I prowled down Clabrassil Street looking left and right. So many people. Jesus, I really fucking hate people.
I skipped across the road without even looking. Cars screeched, horns were tooted at me. I stopped in front of one fucker in his 7 Series BMW who thought blowing his horn would frighten me. I stared right at him, he got nervous, looked the other way, took his hands off the steering wheel and checked his doors were locked. Cunt, as if I’d waste my time with him anyway.
I continued down the road, past St Patrick’s catherdal, up the hill towards Christchurch. There was purpose in my stride, I could see people looking at me, crossing to the other side of the street to get away from me. They could sense danger. Even the most stupid of them. I went down Castle Street and onto Dame Street, past that hideous new building opposite the Olympia. What were they thinking?

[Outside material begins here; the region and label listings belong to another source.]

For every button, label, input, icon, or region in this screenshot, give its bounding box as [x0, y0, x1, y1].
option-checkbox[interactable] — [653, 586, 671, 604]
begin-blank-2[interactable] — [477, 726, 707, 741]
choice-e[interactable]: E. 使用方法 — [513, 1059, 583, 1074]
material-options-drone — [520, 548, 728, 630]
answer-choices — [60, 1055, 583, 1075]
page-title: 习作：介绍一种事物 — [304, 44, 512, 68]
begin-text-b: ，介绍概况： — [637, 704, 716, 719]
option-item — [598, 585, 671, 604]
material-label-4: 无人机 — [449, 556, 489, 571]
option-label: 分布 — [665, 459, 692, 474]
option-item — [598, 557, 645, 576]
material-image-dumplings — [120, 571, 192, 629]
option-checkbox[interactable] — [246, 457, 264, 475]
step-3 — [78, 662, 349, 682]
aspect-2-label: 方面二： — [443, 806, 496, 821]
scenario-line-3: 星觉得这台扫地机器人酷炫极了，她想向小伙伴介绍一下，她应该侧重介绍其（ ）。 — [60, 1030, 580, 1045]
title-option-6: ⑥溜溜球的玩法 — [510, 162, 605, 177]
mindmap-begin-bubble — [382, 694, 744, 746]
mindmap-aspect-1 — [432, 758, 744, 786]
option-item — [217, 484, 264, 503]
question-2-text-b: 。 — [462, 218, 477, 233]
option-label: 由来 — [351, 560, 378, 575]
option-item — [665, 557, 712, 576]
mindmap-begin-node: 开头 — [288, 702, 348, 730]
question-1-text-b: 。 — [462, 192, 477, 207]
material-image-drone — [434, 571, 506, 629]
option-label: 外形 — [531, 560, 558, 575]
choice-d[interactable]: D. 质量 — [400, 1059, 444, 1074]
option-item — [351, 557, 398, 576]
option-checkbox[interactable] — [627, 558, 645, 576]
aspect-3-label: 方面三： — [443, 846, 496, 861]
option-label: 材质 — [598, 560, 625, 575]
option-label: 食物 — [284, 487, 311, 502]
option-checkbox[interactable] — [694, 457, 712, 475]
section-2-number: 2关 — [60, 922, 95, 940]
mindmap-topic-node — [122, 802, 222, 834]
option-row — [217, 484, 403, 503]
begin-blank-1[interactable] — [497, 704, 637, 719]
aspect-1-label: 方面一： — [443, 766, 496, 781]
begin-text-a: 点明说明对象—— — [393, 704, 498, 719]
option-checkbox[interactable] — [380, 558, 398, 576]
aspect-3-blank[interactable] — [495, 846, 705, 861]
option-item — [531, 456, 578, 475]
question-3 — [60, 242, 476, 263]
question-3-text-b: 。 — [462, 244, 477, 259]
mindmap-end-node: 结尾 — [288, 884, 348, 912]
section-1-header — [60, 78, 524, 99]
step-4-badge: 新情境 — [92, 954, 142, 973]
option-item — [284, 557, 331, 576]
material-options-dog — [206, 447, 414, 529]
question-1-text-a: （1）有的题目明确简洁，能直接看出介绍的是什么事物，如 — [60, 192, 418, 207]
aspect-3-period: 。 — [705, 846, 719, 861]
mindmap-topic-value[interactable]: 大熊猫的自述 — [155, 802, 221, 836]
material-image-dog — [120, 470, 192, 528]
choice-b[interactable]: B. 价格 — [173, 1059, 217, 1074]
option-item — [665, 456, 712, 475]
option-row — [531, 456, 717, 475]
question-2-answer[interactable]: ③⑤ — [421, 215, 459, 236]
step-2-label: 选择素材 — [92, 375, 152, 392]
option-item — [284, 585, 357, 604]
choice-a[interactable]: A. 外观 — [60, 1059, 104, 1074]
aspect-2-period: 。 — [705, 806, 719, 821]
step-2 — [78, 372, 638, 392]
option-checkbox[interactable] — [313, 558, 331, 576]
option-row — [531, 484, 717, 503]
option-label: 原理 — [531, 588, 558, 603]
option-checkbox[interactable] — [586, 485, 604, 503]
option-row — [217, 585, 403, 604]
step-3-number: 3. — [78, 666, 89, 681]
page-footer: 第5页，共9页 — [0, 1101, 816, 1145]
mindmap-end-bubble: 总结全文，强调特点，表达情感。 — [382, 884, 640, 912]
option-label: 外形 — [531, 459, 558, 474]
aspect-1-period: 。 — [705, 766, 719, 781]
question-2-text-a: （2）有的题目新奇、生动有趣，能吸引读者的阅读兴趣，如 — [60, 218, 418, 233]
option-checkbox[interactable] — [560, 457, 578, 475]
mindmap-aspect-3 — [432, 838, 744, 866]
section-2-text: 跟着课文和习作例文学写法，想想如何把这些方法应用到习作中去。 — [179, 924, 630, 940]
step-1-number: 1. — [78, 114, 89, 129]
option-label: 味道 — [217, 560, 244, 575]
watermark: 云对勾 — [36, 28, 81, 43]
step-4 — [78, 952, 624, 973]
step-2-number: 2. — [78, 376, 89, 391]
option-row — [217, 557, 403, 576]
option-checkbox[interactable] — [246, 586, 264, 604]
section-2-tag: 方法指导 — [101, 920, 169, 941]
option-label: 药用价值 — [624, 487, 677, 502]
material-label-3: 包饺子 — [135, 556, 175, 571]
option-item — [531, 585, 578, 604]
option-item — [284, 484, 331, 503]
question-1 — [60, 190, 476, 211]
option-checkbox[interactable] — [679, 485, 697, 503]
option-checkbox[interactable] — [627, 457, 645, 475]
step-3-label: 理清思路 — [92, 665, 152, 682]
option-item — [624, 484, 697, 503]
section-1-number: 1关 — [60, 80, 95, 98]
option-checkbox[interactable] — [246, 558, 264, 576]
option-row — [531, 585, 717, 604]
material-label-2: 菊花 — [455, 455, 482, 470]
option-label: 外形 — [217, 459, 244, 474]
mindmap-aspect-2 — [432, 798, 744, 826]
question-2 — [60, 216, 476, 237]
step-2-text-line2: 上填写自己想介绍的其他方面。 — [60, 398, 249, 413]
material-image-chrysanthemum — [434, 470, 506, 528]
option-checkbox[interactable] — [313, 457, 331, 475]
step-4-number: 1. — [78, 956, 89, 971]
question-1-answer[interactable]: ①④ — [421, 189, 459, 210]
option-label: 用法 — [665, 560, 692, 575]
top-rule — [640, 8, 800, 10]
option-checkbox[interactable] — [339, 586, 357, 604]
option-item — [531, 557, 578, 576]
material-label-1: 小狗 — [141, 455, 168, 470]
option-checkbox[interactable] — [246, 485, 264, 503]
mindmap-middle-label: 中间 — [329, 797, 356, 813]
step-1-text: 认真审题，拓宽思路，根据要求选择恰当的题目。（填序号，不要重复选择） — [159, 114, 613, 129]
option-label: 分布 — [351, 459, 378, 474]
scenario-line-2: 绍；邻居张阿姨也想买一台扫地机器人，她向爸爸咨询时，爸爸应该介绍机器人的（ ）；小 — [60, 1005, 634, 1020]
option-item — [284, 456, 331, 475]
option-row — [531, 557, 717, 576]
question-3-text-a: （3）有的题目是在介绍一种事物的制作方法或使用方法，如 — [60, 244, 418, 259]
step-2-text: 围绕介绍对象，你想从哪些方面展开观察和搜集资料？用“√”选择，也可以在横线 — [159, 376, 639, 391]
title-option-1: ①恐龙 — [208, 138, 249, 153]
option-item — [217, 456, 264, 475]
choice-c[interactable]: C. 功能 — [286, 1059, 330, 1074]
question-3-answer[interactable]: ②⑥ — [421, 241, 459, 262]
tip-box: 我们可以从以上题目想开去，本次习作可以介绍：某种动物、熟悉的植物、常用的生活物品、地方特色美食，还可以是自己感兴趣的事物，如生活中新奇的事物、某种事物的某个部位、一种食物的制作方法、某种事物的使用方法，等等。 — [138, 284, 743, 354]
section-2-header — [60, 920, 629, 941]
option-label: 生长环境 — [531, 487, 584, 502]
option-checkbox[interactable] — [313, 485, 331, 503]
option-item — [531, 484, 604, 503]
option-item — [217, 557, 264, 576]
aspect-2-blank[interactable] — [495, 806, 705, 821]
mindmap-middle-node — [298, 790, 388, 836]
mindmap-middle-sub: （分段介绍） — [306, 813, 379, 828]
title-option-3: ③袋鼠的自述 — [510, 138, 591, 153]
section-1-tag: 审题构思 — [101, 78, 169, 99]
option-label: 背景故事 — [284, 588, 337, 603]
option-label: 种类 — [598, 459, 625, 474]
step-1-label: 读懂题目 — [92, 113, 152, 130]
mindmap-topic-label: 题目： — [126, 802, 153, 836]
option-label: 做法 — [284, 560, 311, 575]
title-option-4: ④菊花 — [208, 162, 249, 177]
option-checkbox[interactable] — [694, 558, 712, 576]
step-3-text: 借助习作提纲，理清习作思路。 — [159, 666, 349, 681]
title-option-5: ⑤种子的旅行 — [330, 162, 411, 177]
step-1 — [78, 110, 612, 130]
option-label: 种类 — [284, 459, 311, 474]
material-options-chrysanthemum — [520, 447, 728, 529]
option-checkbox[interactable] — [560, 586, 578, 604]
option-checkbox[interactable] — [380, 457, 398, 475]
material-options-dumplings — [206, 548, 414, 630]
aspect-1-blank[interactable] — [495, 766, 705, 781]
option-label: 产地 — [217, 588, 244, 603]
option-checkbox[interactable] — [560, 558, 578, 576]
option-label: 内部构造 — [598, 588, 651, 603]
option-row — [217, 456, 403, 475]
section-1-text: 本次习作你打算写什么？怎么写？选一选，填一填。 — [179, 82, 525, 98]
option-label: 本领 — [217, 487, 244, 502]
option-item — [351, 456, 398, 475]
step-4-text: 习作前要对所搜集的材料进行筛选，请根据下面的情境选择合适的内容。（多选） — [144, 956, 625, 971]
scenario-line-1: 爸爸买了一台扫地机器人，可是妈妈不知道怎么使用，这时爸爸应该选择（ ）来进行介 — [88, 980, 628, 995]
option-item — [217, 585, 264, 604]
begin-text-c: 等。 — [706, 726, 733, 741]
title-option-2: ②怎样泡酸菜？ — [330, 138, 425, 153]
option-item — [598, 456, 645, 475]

Through the lane and out onto George’s Street then down Exchequer Street. I didn’t know exactly where I was going, just following my nose, I suppose. Wicklow Street, I paused to look in the window of Brown Thomas, the delicate little guy with the silk scarf around his neck dressing the window looked petrified, even though there was glass between us. I continued up Grafton Street, it was busy but nobody got in my way.
Half-way up, outside Bewleys, I could see the gypsy woman begging. She came towards me. These people know no fear. Big mistake. She was carrying a small baby. What was I supposed to do? As she got near me I suddenly made a grab for the child, ripping it from her mother’s arms and then devoured it in a mess of blood and guts and crunching bone. The gypsy woman started to wail. I looked at her and she shut up as I ate the feet of her child, the last remaining parts.
As I spat out some gristle and made to keep going up the street I felt a hand on my shoulder. I span around, ready to snap but I knew the scent.
“You bad boy, Bastardface”, said Twenty, “I told you not to go wandering around town, didn’t I?”
I shrugged my big shoulders. What’s a dog to do?
He clipped the lead on me and we went home as the gypsy woman produced another baby from under her shawl and kept working the crowd.
The oul bouler will have a buke out soon as well.
Great work Twenty, but you’re taking an awful chance. Someone will be pointing out the dog is the best writer in the family…
But I’ve drawn their sting for now.
Twenty that is a talented dog being able to grab the child from the mother. Id guess the wee bain is better off now in Heaven.
Poor Bastard Face – do you think it could be his diet – maybe he needs more fibre? Do they have doggy-yoga in Dublin?
My dog keeps eating the big issue as well.
Your dog now has ROMA.I.D.S.
Well, at least he didn’t get knocked down on his travels and leave you to pay the bill. I hope you have him chipped, but I suppose with his savagery tendencies you’d be sued every other day.
good to see the dog believes in the stereotype regarding gypsies too.
not only is ireland full of racists; so are it’s animals
Woof woof woof woof grrrrrrrrrr
Bastardface would eat any flavour baby. He’s not racist.
That was a naice story. I like.
Was the walk directed by the Coen brothers?
No Muzzle
No Lead
Licence ??????
I blame the owner…..
Today my Guardian Angel told me to be a spoilsport.
;)
Were you and that dog anywhere near the roundabout where you go from the M1 to the M50? Only there is a one legged beggar there, whom when I shouted “Leave McCartney alone you cunt” looked very confused. Her dirty stump did look a little chewed.
the gypsy woman produced another baby from under her shawl
So that’s where babies come from! I never believed that gooseberry bush crap.
Best thing youve ever written, seriously,not an insult.
Was bastardface following me to work?! Thats my exact route.
Fucking dog.
I know he’s a dog and I appreciate that his spelling could be a little off as a result and I therefore hate to be critical, but “Span”? I mean, really.